Rail Traffic Has Fallen Off the Tracks

• Ritholtz.com/blog
 Carloads originated on U.S. railroads in June 2009 were down 19.5% (252,078 carloads) from June 2008 to 1,037,928 carloads. June 2009 was the eighth straight double-digit monthly carload decline...

2 Comments in Response to

Comment by foundZero
Entered on:

Here's another one. We know the talking heads keep telling us to get back into the stock market and bla de bla de bla. But how does anyone even know what the stock market is anymore?

It used to be about like....investing in companies you thought would be successful or something. Back when they recorded trades with sticks and rocks or something and people used sea shells for money.

Now it's about margin calls and computer trading and shorts and really short shorts and naked shorts and naked girls in shorts or whatever. No real value is getting put into real companies that produce real things that real people want to buy. With seashells or whatever. The stock market has become about betting on which companies or industries are getting bailed out. Who's "too big to fail" now? Who's gonna jump on the federal band wagon next? That's where the money is going.

This isn't a market. This isn't even an economy anymore. What this is is an engine that stopped running but nobody thought to hit the brakes. We're basically rolling by sheer innertia right now. All this Fed throwing money around is having NIL effect in the "real" economy as far as I can see. The job numbers, the real ones we cruch are staggering. But if you don't like numbers, look at it this way. We're right up around Spain in terms of unemployment. This is bad, this is really bad. It's worse because we basically don't have viable industries to employ people any more. We're a consumer nation not a producer nation now.
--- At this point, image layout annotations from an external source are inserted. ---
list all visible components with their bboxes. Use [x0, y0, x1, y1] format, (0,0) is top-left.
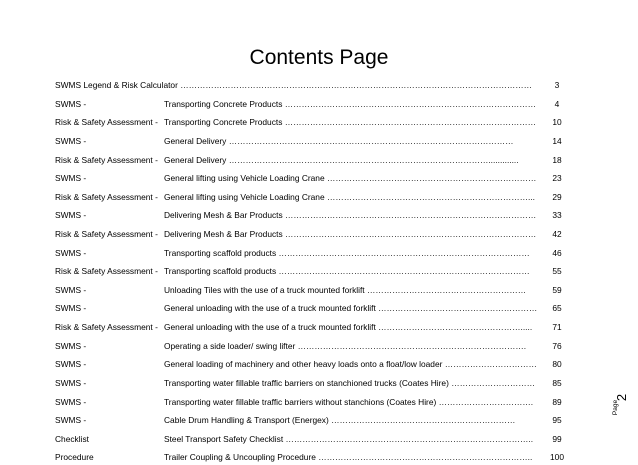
entry-title: General loading of machinery and other heavy loads onto a float/low loader — [164, 359, 443, 369]
entry-title: General lifting using Vehicle Loading Crane — [164, 192, 325, 202]
leader-dots: ………………………………………………………………………. — [297, 341, 527, 351]
entry-line — [164, 263, 530, 279]
toc-entry[interactable] — [0, 96, 638, 112]
leader-dots: ……………………………………………………………………………… — [285, 229, 537, 239]
toc-entry[interactable] — [0, 300, 638, 316]
toc-entry[interactable] — [0, 152, 638, 168]
toc-entry[interactable] — [0, 412, 638, 428]
toc-entry[interactable] — [0, 431, 638, 447]
entry-page-number: 33 — [552, 210, 562, 220]
entry-page-number: 95 — [552, 415, 562, 425]
entry-line — [164, 394, 533, 410]
entry-line — [164, 245, 530, 261]
leader-dots: …………………………………………………………………………….. — [285, 434, 534, 444]
leader-dots: ……………………………………………………………………………… — [284, 117, 536, 127]
entry-line — [164, 133, 513, 149]
entry-type: Risk & Safety Assessment - — [55, 155, 158, 165]
entry-title: Operating a side loader/ swing lifter — [164, 341, 296, 351]
entry-title: Transporting scaffold products — [164, 266, 277, 276]
entry-title: Delivering Mesh & Bar Products — [164, 229, 283, 239]
leader-dots: ………………………………………………………………………………………… — [228, 136, 514, 146]
entry-title: Transporting water fillable traffic barriers on stanchioned trucks (Coates Hire) — [164, 378, 449, 388]
entry-title: General unloading with the use of a truck mounted forklift — [164, 322, 376, 332]
leader-dots: ………………………… — [451, 378, 535, 388]
toc-entry[interactable] — [0, 356, 638, 372]
leader-dots: ……………………………………………………………………………… — [278, 266, 530, 276]
entry-line — [164, 449, 532, 465]
entry-type: Risk & Safety Assessment - — [55, 322, 158, 332]
entry-title: Transporting Concrete Products — [164, 99, 283, 109]
leader-dots: ……………………………………………………………………………… — [284, 99, 536, 109]
entry-type: Risk & Safety Assessment - — [55, 266, 158, 276]
leader-dots: ………………………………………………… — [378, 303, 538, 313]
entry-title: Transporting scaffold products — [164, 248, 277, 258]
leader-dots: ………………………………………………………………... — [326, 192, 535, 202]
leader-dots: ………………………………………………………… — [331, 415, 516, 425]
entry-title: General Delivery — [164, 136, 227, 146]
leader-dots: ……………………………. — [438, 397, 534, 407]
entry-title: Delivering Mesh & Bar Products — [164, 210, 283, 220]
entry-title: General lifting using Vehicle Loading Crane — [164, 173, 325, 183]
entry-page-number: 85 — [552, 378, 562, 388]
leader-dots: ……………………………………………..... — [378, 322, 533, 332]
entry-title: General Delivery — [164, 155, 227, 165]
entry-type: SWMS - — [55, 210, 87, 220]
entry-type: Checklist — [55, 434, 89, 444]
toc-entry[interactable] — [0, 394, 638, 410]
entry-line — [164, 338, 526, 354]
entry-page-number: 89 — [552, 397, 562, 407]
toc-entry[interactable] — [0, 77, 638, 93]
entry-page-number: 65 — [552, 303, 562, 313]
entry-line — [164, 356, 537, 372]
page-label: Page — [612, 399, 620, 416]
toc-entry[interactable] — [0, 114, 638, 130]
entry-page-number: 99 — [552, 434, 562, 444]
entry-line — [164, 96, 536, 112]
leader-dots: ……………………………………………………………………………… — [285, 210, 537, 220]
entry-page-number: 4 — [554, 99, 560, 109]
page-number: 2 — [614, 393, 630, 402]
entry-line — [164, 319, 532, 335]
entry-page-number: 100 — [550, 452, 564, 462]
toc-entry[interactable] — [0, 170, 638, 186]
entry-type: SWMS - — [55, 303, 87, 313]
entry-type: SWMS Legend & Risk Calculator — [55, 80, 178, 90]
entry-type: Risk & Safety Assessment - — [55, 229, 158, 239]
toc-entry[interactable] — [0, 226, 638, 242]
entry-type: SWMS - — [55, 359, 87, 369]
entry-page-number: 46 — [552, 248, 562, 258]
leader-dots: ………………………………………………………………… — [326, 173, 537, 183]
toc-entry[interactable] — [0, 189, 638, 205]
entry-title: Unloading Tiles with the use of a truck mounted forklift — [164, 285, 365, 295]
entry-type: SWMS - — [55, 415, 87, 425]
toc-entry[interactable] — [0, 245, 638, 261]
entry-type: SWMS - — [55, 285, 87, 295]
entry-page-number: 23 — [552, 173, 562, 183]
entry-page-number: 29 — [552, 192, 562, 202]
toc-entry[interactable] — [0, 263, 638, 279]
entry-type: SWMS - — [55, 248, 87, 258]
entry-page-number: 14 — [552, 136, 562, 146]
leader-dots: ………………………………………………………………….. — [318, 452, 533, 462]
entry-line — [164, 375, 535, 391]
toc-entry[interactable] — [0, 133, 638, 149]
entry-page-number: 80 — [552, 359, 562, 369]
entry-page-number: 3 — [554, 80, 560, 90]
entry-type: Procedure — [55, 452, 94, 462]
entry-page-number: 59 — [552, 285, 562, 295]
entry-page-number: 42 — [552, 229, 562, 239]
toc-entry[interactable] — [0, 449, 638, 465]
entry-line — [164, 282, 526, 298]
entry-title: Transporting Concrete Products — [164, 117, 283, 127]
entry-type: Risk & Safety Assessment - — [55, 117, 158, 127]
entry-line — [164, 300, 537, 316]
entry-page-number: 76 — [552, 341, 562, 351]
toc-entry[interactable] — [0, 375, 638, 391]
entry-title: Cable Drum Handling & Transport (Energex) — [164, 415, 329, 425]
entry-line — [55, 77, 532, 93]
entry-type: SWMS - — [55, 99, 87, 109]
entry-page-number: 10 — [552, 117, 562, 127]
entry-page-number: 71 — [552, 322, 562, 332]
entry-line — [164, 152, 519, 168]
entry-type: SWMS - — [55, 173, 87, 183]
leader-dots: ……………………………………………………………………………… — [278, 248, 530, 258]
entry-title: Trailer Coupling & Uncoupling Procedure — [164, 452, 316, 462]
leader-dots: ………………………………………………… — [366, 285, 527, 295]
leader-dots: …………………………… — [444, 359, 537, 369]
entry-type: Risk & Safety Assessment - — [55, 192, 158, 202]
toc-entry[interactable] — [0, 282, 638, 298]
entry-line — [164, 170, 536, 186]
entry-title: Steel Transport Safety Checklist — [164, 434, 284, 444]
entry-type: SWMS - — [55, 136, 87, 146]
entry-line — [164, 207, 536, 223]
toc-entry[interactable] — [0, 338, 638, 354]
entry-page-number: 18 — [552, 155, 562, 165]
toc-entry[interactable] — [0, 207, 638, 223]
entry-title: Transporting water fillable traffic barriers without stanchions (Coates Hire) — [164, 397, 437, 407]
entry-line — [164, 431, 533, 447]
entry-line — [164, 114, 536, 130]
entry-type: SWMS - — [55, 378, 87, 388]
entry-type: SWMS - — [55, 341, 87, 351]
page-number-marker — [614, 392, 632, 424]
toc-entry[interactable] — [0, 319, 638, 335]
entry-type: SWMS - — [55, 397, 87, 407]
leader-dots: …………………………………………………………………………………............. — [228, 155, 519, 165]
page-title: Contents Page — [249, 46, 389, 69]
entry-page-number: 55 — [552, 266, 562, 276]
entry-line — [164, 226, 536, 242]
entry-line — [164, 412, 515, 428]
leader-dots: ……………………………………………………………………………………………………………… — [180, 80, 532, 90]
entry-title: General unloading with the use of a truck mounted forklift — [164, 303, 376, 313]
entry-line — [164, 189, 535, 205]
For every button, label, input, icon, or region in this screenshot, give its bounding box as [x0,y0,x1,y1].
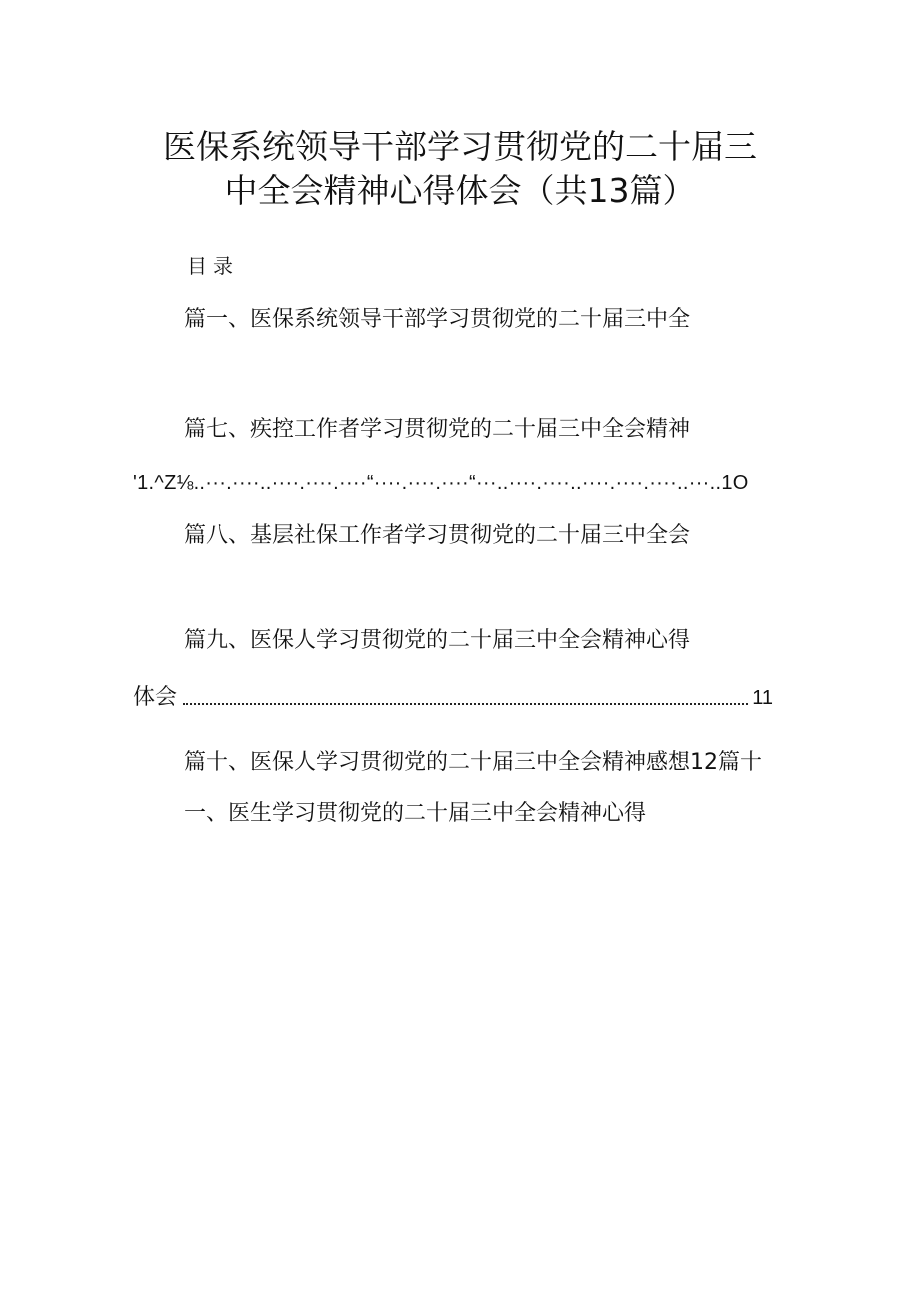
toc-entry-1: 篇一、医保系统领导干部学习贯彻党的二十届三中全 [184,307,691,332]
toc-entry-7: 篇七、疾控工作者学习贯彻党的二十届三中全会精神 [184,417,691,442]
toc-entry-9: 篇九、医保人学习贯彻党的二十届三中全会精神心得 [184,628,691,653]
toc-heading: 目录 [187,254,239,278]
toc-entry-9-continuation-text: 体会 [133,685,178,710]
document-title-line-1: 医保系统领导干部学习贯彻党的二十届三 [163,127,757,166]
document-title-line-2: 中全会精神心得体会（共13篇） [224,171,696,210]
toc-entry-9-continuation [133,683,773,713]
toc-entry-7-leader: '1.^Z⅛..···.····..····.····.····“····.····.····“···..····.····..····.····.····..···..1O [133,472,749,494]
toc-entry-10: 篇十、医保人学习贯彻党的二十届三中全会精神感想12篇十 [184,750,762,775]
toc-entry-9-page-number: 11 [752,687,773,709]
dot-leader [183,702,748,705]
toc-entry-10-continuation: 一、医生学习贯彻党的二十届三中全会精神心得 [184,801,647,826]
toc-entry-8: 篇八、基层社保工作者学习贯彻党的二十届三中全会 [184,523,691,548]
We are going to see this in terms of child malnutrition soon. We're going to see this in mortality figures in the old and the young.

 

Consider ye the lillies of the field; they sow not nor do they reap. Yet Solomon in all his glory was not arrayed like one of these. Lucky freaking lillies.

Comment by foundZero
Entered on:

Rail traffic goes off the tracks and ultimately I think it will take the deflationists like Mish with it. And Mike Whitney. Especially Mike Whitney.
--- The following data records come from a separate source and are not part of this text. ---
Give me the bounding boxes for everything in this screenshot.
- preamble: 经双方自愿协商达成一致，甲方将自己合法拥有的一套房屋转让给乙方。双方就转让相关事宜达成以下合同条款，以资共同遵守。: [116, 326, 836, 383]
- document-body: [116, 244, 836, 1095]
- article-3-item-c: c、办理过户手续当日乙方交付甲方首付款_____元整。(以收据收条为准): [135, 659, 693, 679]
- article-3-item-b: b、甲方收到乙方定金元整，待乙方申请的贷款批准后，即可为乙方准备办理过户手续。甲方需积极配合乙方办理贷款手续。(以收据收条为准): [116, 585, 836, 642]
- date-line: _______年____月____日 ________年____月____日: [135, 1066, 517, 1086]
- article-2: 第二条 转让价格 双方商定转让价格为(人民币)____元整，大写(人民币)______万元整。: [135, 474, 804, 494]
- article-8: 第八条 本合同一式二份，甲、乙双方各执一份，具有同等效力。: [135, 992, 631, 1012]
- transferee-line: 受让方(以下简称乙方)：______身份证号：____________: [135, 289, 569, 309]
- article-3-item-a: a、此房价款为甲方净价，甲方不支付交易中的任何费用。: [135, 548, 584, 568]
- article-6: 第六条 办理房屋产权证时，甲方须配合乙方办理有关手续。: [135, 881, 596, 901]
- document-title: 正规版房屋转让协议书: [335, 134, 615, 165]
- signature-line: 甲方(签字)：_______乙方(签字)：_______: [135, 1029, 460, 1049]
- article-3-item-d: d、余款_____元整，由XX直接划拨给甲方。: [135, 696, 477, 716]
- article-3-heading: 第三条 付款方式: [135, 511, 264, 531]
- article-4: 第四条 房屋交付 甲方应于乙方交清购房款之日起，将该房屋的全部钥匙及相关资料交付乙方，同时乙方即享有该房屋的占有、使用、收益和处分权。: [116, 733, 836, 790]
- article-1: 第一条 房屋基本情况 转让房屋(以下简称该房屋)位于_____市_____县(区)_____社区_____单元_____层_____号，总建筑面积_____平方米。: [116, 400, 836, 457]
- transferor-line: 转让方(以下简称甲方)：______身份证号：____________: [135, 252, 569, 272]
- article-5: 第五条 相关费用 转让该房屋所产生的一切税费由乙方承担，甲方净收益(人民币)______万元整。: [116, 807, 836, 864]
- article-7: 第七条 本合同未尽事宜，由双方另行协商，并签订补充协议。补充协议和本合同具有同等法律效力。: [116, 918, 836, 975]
Mish at least can clinically see deflation as contraction of credit/money supply but him and especially Whitney still tend to confuse this with "falling prices for commodities" which is just too simplistic for today's manipulated market.

We saw this all coming when the BDI numbers went haywire about 6 months ago. Profitability in international shipping essentially went negative. Now you can consider this simplistic, but in a global consumer good society, when profitabilty in shipping goes DOWN, you can expect expenses to go UP. Ultimately, you can expect SCARCITY of that which used to be ABUNDANT.
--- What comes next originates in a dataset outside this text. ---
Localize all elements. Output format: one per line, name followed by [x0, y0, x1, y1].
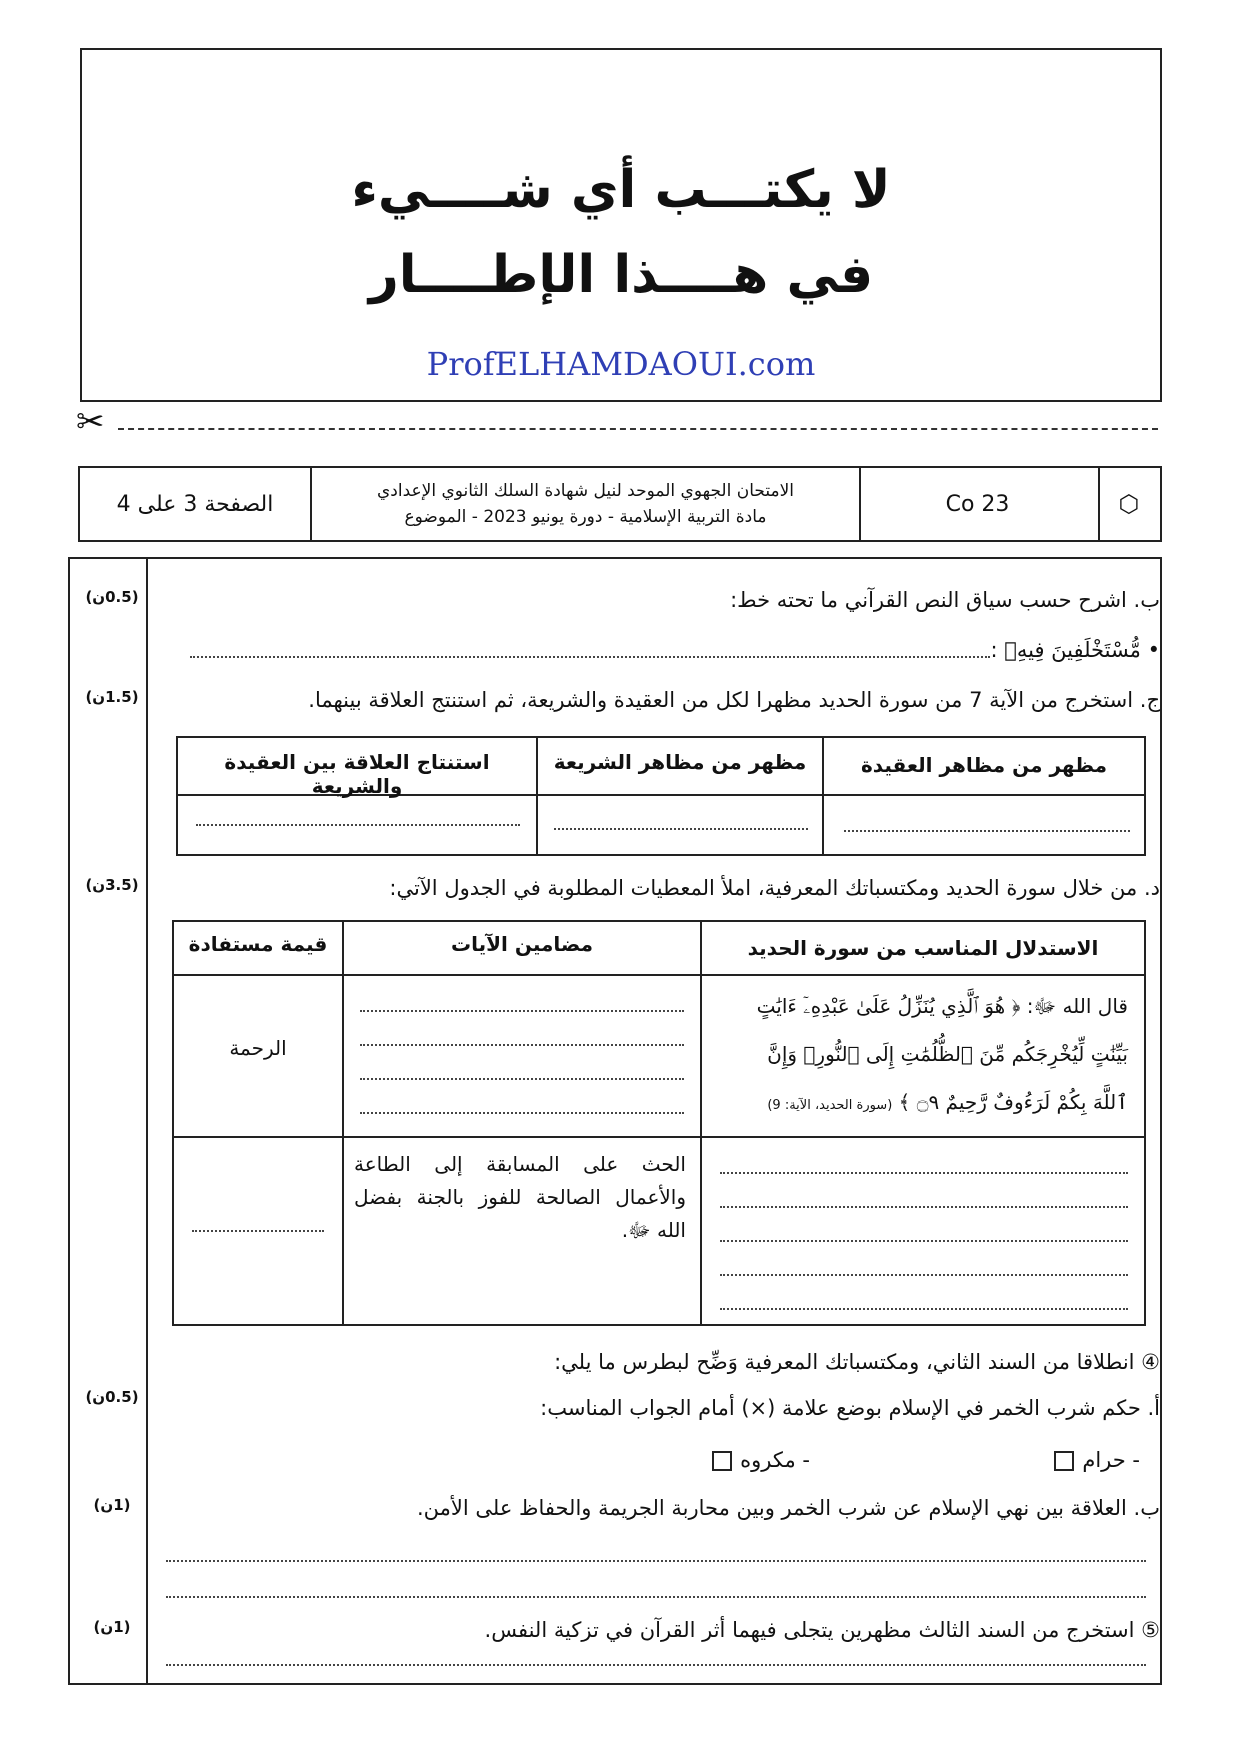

Extending this, as global production downscales to meet reduced demmand, once back inventory is reduced, you can expect to see prices go UP. So far this has little to do with money supply, it's a demand driven thing. Or non-demand, take your pick. But this much is purely mechanical.

Beyond this, what the deflationists seem to understand is much of the invented "stimulus" money didn't make it into our economy but was rather spent into the global economy, or it doesn't enter the "real" economy at all. The lavish payouts to the lucky Goldman boys are a drop in the bucket after all. And for once, I think they might just have a point. Us Austrians know beyond a shadow of a doubt that a while poop pile of liquidity just got pumped in which we know, we KNOW is inflationary but what if nobody even knows, what if the economy essentially doesn't even know where all that money went? After all, on who's balance sheet does it show? Not even the Fed can tell us. Where is it? Where did it go?

That's a head scratcher Mish et all can pretend to know but I don't think any of us do.